Increasing computer science enrollment for Black, Indigenous, People of Color (BIPOC) students has to start with building community, and nonprofit ColorStack recognizes that.
The National Center for Education Statistics reported that of the 79,598 computer science degrees awarded in 2018, only 8.9 percent of them went to Black students, and more than 50 percent went to white students. The lack of diversity bleeds into the tech workforce as well. Less than 10 percent of Google’s national workforce identifies as Black or Latinx, while nearly half of Apple’s global team is white professionals.
These statistics are stark. That’s why Jehron Petty launched ColorStack, a nonprofit that runs community building, academic support, and career development programs for Black and Latinx college computer science students across the U.S.
ColorStack runs a three-week virtual career-building boot camp, hosts a 12-week computer science program, puts on a three-day computer science summit, and manages a Slack community of students. The 23-year-old CEO has always been passionate about mentoring, and he wanted to find a way to help out his fellow computer science peers. Petty said he was “sort of an anomaly in the ecosystem.” Hence, he came up with a solution to help increase the representation of Black, Latinx, and Indigenous communities in computer science.
“My peers who were Black and brown weren’t doing as well in the classroom. So, I focused on solving that problem,” Petty said in an interview with AfroTech.
Petty launched ColorStack alone in May 2020, but he has since grown his nonprofit’s team to four employees and an intern. He studied computer science at Cornell University before launching ColorStack, and he leaned on his peers and community to get his nonprofit off the ground. After seeing much success within the Cornell community, Petty decided to take ColorStack to a new level. In its first year and a half of business, the nonprofit has landed roughly $1 million in funding from private investors, corporate sponsors and grant programs.
Petty said his tech nonprofit has tripled computer and information technology enrollment of Black and Latinx students per class in three years across their participants and has a growing community of more than 1,000 computer science students.
Being a young Black tech founder comes with many challenges, and for Petty, the biggest one is people doubting his capabilities to lead efficiently. ColorStack’s CEO overcomes these challenges by making sure he attracts trusted partners, like Triplebyte, a technical recruiting platform company. In August 2020, Triplebyte entered a partnership with ColorStack and agreed to incubate and provide operational funding to the tech nonprofit for at least two years.
“The program has exceeded my expectations in terms of helping me grow as a leader and helping me think of my business as an executive and not just a founder,” he said. “Getting that advice from seasoned professionals has helped me [especially as a young founder] learn how to become a CEO.”
Another thing helping Petty excel as a young leader is his stacked resume. During his tenure at Cornell, the tech nonprofit CEO completed engineering and product management internship programs with Google. He turned down a full-time gig at Google to pursue building ColorStack. Petty said these accolades had granted him access to people and opportunities he otherwise wouldn’t have come across. Petty is also part of the 2021 Blavity.org Growth Fellowship class.

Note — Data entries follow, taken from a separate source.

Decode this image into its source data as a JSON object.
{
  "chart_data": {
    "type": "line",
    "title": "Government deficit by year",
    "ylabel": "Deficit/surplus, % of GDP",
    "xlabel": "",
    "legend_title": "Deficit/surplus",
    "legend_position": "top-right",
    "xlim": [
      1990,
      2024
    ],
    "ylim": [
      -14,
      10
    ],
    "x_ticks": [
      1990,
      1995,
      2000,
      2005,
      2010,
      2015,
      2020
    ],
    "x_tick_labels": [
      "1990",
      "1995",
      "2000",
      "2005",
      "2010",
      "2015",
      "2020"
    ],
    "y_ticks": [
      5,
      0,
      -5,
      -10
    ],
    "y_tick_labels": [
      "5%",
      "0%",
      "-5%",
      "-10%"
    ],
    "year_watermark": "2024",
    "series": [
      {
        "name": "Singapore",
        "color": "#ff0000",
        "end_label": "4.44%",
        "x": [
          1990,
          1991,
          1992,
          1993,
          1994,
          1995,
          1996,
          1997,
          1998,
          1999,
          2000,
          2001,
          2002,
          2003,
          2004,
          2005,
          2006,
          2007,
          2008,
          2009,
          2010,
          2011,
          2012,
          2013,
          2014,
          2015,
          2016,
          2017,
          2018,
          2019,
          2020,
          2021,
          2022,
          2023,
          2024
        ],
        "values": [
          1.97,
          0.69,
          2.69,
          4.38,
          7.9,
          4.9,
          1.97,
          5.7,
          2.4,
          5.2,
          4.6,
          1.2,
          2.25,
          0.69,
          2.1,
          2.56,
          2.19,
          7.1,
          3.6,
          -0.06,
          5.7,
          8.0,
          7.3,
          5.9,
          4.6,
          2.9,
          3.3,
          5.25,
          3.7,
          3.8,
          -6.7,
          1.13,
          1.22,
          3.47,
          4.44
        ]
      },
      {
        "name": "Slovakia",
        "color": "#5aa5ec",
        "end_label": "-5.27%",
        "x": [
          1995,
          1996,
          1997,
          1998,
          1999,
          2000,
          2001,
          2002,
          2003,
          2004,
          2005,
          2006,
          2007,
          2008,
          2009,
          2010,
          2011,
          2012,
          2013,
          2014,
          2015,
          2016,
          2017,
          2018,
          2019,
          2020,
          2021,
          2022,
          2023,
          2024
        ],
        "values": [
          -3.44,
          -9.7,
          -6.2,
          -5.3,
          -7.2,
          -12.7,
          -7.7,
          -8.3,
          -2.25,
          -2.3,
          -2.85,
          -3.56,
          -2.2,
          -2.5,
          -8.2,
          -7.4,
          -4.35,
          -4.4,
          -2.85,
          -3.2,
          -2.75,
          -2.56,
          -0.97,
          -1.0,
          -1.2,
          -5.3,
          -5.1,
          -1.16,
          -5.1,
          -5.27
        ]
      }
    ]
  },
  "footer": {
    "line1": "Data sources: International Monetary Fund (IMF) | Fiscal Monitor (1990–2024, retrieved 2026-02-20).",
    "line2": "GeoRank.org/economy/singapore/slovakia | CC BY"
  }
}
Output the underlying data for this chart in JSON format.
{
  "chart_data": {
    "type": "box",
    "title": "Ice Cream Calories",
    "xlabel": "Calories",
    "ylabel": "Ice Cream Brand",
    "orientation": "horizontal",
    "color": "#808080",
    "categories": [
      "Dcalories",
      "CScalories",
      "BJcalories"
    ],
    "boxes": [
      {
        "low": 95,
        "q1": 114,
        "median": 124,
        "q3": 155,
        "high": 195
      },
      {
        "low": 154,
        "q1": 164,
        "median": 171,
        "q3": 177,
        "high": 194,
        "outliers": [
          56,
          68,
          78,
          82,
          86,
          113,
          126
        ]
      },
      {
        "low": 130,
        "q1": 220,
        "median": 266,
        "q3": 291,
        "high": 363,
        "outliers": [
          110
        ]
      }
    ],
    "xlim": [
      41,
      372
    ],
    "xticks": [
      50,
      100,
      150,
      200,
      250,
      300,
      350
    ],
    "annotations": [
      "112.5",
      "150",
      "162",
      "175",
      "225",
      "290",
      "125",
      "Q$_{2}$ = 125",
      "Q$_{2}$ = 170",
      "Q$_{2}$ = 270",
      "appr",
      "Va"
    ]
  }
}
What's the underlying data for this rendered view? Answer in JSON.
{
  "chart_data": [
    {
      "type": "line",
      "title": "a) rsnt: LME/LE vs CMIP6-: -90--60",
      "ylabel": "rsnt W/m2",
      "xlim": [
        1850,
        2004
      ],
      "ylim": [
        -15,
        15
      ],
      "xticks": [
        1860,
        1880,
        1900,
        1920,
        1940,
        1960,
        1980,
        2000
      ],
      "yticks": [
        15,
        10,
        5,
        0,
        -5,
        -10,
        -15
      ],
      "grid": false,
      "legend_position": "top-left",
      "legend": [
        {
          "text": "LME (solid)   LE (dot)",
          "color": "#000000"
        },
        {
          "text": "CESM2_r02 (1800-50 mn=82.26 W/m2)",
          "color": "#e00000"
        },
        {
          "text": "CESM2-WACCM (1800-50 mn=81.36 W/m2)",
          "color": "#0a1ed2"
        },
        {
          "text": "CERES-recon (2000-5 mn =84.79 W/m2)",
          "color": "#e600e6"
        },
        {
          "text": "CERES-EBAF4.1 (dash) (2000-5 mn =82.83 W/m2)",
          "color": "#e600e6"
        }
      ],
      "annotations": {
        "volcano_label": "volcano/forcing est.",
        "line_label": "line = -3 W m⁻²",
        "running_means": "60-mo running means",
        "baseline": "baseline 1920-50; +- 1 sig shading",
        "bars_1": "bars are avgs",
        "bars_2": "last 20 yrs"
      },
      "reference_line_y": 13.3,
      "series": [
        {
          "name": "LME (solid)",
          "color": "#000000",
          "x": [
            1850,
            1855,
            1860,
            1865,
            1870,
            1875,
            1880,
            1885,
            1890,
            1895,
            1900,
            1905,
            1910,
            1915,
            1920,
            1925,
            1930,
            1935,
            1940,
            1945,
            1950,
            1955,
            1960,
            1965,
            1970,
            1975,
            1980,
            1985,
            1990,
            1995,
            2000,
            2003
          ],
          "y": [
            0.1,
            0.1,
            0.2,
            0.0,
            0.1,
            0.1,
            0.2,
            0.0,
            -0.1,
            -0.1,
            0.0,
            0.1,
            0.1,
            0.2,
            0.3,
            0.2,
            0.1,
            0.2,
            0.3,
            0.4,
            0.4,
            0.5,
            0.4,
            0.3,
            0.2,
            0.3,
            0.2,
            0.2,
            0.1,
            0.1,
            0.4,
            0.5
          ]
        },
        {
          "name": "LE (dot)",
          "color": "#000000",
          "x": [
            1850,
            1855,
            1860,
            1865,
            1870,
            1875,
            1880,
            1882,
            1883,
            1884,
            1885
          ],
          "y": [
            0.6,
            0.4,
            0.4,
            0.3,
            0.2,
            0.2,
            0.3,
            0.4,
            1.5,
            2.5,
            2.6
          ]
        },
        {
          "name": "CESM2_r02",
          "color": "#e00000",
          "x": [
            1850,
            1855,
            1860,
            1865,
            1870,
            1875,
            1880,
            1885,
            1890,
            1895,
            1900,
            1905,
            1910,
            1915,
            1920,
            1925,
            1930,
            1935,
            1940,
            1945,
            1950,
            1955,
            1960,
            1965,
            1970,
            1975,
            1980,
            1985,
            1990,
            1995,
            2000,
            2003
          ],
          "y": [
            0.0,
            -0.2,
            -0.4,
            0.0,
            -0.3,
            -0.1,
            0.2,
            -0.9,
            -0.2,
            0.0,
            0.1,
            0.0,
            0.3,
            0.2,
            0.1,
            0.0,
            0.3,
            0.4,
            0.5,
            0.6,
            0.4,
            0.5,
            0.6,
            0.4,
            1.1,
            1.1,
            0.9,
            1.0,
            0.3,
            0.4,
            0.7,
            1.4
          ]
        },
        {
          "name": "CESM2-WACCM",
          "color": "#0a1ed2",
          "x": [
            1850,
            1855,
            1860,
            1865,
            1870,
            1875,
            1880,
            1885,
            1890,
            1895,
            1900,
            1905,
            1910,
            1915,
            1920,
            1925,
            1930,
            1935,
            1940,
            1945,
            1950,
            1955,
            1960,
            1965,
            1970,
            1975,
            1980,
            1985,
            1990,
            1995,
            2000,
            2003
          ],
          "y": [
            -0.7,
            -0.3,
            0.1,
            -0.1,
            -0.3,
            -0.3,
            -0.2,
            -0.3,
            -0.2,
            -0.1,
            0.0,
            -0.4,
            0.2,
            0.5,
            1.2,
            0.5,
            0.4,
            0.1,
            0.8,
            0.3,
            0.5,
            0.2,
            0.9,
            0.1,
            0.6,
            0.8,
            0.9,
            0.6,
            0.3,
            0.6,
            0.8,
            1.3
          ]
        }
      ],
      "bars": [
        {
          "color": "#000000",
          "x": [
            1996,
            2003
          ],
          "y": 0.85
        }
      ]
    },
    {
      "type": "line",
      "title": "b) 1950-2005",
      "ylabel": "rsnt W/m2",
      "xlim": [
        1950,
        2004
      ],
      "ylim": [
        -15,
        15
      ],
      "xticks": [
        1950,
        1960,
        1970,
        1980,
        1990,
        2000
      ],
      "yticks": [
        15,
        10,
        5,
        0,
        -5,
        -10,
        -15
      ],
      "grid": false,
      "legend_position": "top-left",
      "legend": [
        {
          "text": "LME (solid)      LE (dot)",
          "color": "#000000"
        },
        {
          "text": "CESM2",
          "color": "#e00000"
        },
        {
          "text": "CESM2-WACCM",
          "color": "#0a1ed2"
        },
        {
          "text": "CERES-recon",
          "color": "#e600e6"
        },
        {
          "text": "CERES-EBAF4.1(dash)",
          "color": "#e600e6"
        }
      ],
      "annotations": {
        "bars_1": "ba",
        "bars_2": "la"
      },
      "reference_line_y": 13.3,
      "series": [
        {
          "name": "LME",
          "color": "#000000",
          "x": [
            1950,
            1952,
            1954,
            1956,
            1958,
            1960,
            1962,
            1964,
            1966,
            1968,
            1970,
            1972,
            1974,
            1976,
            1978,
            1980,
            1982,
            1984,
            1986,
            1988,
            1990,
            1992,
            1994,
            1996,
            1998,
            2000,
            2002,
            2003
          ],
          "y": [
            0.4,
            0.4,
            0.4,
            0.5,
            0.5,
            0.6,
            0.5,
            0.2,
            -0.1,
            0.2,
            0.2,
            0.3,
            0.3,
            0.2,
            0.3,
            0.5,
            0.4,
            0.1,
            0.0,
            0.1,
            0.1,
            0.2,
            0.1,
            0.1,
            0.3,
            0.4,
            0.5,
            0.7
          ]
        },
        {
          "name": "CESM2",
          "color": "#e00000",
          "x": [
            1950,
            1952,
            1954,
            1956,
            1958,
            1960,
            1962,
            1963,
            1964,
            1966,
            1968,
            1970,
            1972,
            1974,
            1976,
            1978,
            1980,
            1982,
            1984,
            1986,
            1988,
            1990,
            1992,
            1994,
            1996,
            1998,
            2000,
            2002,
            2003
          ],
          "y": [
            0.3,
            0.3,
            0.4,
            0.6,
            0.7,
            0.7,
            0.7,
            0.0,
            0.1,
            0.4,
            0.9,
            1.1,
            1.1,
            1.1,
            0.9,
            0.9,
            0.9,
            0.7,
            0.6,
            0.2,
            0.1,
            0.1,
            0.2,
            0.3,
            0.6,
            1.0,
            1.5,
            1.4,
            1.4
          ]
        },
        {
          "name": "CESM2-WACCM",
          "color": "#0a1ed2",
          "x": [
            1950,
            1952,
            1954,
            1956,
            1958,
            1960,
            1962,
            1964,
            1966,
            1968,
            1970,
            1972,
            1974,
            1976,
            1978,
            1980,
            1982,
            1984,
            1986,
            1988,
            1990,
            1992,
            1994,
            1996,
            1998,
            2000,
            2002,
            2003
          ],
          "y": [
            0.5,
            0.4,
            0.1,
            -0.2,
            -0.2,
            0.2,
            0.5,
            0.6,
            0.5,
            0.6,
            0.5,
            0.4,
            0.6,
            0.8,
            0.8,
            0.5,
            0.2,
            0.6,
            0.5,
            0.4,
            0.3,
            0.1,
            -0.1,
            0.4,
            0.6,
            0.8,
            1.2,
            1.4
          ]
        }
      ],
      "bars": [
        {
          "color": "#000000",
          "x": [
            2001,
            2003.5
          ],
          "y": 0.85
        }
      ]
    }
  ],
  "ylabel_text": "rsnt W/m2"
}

“Something I do very well is market myself,” Petty said in a Startup Cornell podcast episode.
While he is working to make ColorStack a well-known brand like Black Girls Code and the National Society of Black Engineers, he also hopes students will gain academic support, career guidance, job preparation, and new connections when they interact with ColorStack.
Over this next year, Petty is focusing on strengthening and scaling ColorStack’s programming.